Each year at this time I look at one of the Christmas traditions relating to horticulture and this year I have chosen nuts! I find it quite frustrating that nuts in shells are only available at Christmas as I like to use them all year round so I decided to find out why nuts in shells are traditionally served at Christmas in a bowl on a table with nutcrackers!
In ancient Rome nuts were common gifts especially popular with children who valued them as toys as well as food. Small boys enjoyed playing marbles with them! They could be covered in gold as adult gifts and used as decorations. Each nut had a special significance:
Hazelnuts were thought to prevent famine, as they had once done during a Hannibal siege.
Walnuts were supposed to bring abundance and prosperity and were even capable of acting as an antidote to poison.

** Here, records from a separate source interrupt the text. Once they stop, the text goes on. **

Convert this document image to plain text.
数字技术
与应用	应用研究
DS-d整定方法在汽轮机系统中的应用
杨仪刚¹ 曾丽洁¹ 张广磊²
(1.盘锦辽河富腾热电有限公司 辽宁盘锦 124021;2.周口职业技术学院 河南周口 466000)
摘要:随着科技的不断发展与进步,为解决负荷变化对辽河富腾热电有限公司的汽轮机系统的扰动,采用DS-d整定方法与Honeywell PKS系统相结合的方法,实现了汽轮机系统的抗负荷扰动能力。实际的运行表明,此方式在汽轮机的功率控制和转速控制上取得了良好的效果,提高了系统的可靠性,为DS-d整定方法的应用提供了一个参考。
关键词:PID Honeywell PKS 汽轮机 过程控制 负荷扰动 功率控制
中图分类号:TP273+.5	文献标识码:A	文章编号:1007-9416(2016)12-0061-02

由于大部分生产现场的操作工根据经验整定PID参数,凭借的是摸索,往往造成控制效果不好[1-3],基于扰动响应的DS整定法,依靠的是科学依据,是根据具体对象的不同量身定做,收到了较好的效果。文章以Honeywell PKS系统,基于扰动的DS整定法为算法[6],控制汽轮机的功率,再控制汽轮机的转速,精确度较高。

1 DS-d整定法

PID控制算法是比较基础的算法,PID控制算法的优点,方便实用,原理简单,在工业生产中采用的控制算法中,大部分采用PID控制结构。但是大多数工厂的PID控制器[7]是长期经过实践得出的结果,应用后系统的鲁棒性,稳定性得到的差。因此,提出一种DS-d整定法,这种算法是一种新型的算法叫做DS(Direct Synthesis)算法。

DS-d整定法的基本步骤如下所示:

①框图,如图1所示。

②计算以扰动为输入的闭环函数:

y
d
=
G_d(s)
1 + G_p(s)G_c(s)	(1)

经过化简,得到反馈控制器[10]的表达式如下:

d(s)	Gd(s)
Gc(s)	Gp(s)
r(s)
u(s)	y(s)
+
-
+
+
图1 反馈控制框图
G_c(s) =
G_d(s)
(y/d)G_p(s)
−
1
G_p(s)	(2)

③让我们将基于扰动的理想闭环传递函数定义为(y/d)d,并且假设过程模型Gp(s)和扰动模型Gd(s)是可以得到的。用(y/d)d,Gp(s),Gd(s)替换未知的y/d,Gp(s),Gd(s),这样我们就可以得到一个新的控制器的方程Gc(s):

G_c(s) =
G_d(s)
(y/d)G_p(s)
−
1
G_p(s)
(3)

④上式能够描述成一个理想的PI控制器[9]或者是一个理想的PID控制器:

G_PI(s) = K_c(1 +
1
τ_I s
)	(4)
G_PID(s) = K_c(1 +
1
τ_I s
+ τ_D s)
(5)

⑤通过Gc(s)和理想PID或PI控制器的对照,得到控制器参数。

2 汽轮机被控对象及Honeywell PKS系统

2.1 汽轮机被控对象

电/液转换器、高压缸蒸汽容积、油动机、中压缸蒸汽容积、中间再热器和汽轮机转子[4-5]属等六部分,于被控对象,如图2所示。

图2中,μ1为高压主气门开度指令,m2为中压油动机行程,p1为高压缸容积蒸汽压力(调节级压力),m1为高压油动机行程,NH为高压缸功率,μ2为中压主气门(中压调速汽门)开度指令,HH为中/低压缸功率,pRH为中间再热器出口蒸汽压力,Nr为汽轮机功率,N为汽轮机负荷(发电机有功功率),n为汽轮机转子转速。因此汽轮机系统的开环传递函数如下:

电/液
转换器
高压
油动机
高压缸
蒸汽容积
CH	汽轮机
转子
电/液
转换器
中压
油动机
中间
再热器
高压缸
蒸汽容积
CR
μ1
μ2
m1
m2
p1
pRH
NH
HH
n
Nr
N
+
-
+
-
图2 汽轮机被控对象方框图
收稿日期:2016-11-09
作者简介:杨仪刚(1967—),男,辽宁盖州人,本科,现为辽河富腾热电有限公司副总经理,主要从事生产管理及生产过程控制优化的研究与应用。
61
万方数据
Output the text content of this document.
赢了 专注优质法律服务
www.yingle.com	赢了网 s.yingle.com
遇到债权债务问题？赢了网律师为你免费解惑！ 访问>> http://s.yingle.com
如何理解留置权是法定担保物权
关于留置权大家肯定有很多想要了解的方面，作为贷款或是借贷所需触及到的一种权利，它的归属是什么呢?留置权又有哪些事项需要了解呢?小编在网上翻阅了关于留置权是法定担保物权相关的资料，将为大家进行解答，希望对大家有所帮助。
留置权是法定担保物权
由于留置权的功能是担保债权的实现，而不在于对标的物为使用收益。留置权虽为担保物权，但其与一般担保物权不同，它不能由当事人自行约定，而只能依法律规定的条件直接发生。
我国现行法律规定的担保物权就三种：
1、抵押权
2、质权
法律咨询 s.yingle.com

Almonds were believed to offer a much needed protection against the effects of heavy drinking!
Nuts in the garden
Hazelnuts, walnuts and almonds can all be grown successfully in our gardens and there are plantations (Kent Cobnuts) supplying British produce year round!
Hazelnuts grow wild in this country but there are also cobnuts and filberts which can be grown as garden trees in poor soils. Hazels are great as screens or part of a wildlife hedge and can be coppiced to the ground to harvest the branches as bean poles and pea sticks.
Walnuts grow into very large trees and Almonds have the additional beauty of the blossom on Spring. I grow ‘Ingrid’ and have nuts in the Summer. They look very like shrunken peaches, and are indeed related, but inside are the sweetest most almondy kernals. Walnuts and almonds like a fertile well drained soil and careful pruning to retain the size and shape each year if required.